Am 4. März 2026 fand in Köln ein spannendes Duell zwischen dem TSV 1860 München und Viktoria Köln statt. In der vorhergehenden Partie konnte der TSV 1860 München einen 2:1-Sieg gegen Erzgebirge Aue feiern. Trainer Markus Kauczinski analysierte das Spiel und wies auf die vielen unnötigen Ballverluste hin, die es zu minimieren gilt. Er betonte die Notwendigkeit, das „Mindset“ der Spieler zu ändern, um künftig erfolgreicher zu sein. Außerdem freut er sich über die Rückkehr von David Philipp und Philipp Maier, die nach Gelbsperre wieder zur Verfügung standen. Verletzungen aus dem Aue-Spiel konnte Kauczinski bislang nicht bestätigen, doch mögliche Änderungen in der Aufstellung hingen von der Fitness der Spieler ab. Besonders hervorzuheben ist, dass die Mannschaft mit vier Siegen in Folge auf den Drittliga-Rekord von fünf Siegen hofft. Maximilian Wolfram erzielte in der letzten Partie sein erstes Tor der Saison. Der Trainer hat großen Respekt vor dem Gegner Viktoria Köln, der eine starke Mannschaft aufstellt, und vermeidet es, den Begriff Aufstieg zu verwenden, da er sich auf die nächste Aufgabe konzentrieren möchte.

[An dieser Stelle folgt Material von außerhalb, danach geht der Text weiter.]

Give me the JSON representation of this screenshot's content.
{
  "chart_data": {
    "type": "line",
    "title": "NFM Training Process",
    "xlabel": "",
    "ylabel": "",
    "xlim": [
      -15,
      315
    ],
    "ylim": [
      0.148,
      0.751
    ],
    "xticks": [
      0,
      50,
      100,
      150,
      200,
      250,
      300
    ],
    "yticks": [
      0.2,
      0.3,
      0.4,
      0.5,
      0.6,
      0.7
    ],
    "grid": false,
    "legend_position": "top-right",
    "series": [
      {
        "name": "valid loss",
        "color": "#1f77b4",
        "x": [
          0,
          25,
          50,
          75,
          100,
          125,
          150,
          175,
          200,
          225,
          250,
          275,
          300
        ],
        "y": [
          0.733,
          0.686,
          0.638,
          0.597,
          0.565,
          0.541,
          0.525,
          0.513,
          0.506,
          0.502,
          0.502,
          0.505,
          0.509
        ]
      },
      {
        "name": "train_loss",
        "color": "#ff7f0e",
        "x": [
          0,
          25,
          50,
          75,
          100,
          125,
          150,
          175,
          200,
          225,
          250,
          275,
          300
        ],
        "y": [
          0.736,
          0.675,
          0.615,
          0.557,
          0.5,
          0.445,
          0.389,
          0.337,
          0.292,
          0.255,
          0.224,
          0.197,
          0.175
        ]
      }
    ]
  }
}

Die Mannschaftsaufstellungen für das Spiel waren wie folgt: Viktoria Köln brachte 27 Schulz im Tor, während der TSV 1860 mit 21 Dähne begann. Die verletzten Spieler auf Seiten von Viktoria Köln waren Duman, Greger und Pledl, während der TSV 1860 auf Christiansen, Jakob, Althaus, Dulic, Pfeifer und Deniz verzichten musste. Diese Informationen sind entscheidend, da sie die Ausgangslage und die Möglichkeiten beider Teams verdeutlichen. Die vollständigen Details sind unter diesem Link zu finden.

Der Spielverlauf

Das Spiel gegen Viktoria Köln endete mit einem 2:2-Unentschieden, wobei der TSV 1860 München einen Fehlstart erlebte und nach nur 8 Minuten mit 0:2 zurücklag. In der ersten Halbzeit konnte Christiansen den Anschlusstreffer erzielen, was der Mannschaft neuen Mut gab. In der zweiten Halbzeit spielte der TSV 1860 in Überzahl, was sich positiv auf den Spielverlauf auswirkte. Die Mannschaft hatte mehr Ballbesitz und Druck, und entscheidende Spieler wie Niederlechner und Hobsch trugen zum Ausgleich bei. Torwart Dudu von Viktoria Köln zeigte mehrere Paraden, die dem Team halfen, das Unentschieden zu sichern. Das Spiel endete nach 90 Minuten plus 6 Minuten Nachspielzeit, was die Intensität und Dramatik der Begegnung unterstrich. Diese Details können dem interessierten Leser unter hier nachgelesen werden.

Trainerwechsel und Ausblick

Vor dem Spiel wurde die Trennung von Geschäftsführer Werner und Trainer Glöckner bekannt gegeben, was ein zusätzliches Element der Unruhe in die Mannschaft brachte. Interimscoach Kayabunar übernahm die Leitung des Spiels und wird in der kommenden englischen Woche weiterhin die Geschicke des Teams lenken. Angesichts der jüngsten Veränderungen im Trainerstab ist es wichtig, die Vorgänge im Verein genau zu beobachten. Trainerwechsel sind in der 3. Liga häufig und können große Auswirkungen auf die Leistung der Teams haben, wie auf Transfermarkt nachzulesen ist.

Zusammenfassend lässt sich sagen, dass der TSV 1860 München trotz der Schwierigkeiten und des Fehlstarts in der Liga weiterhin an seinem Ziel festhält, die nächsten Spiele erfolgreich zu gestalten. Die kommenden Herausforderungen werden zeigen, wie gut sich die Mannschaft unter dem neuen Interimstrainer Kayabunar schlagen kann.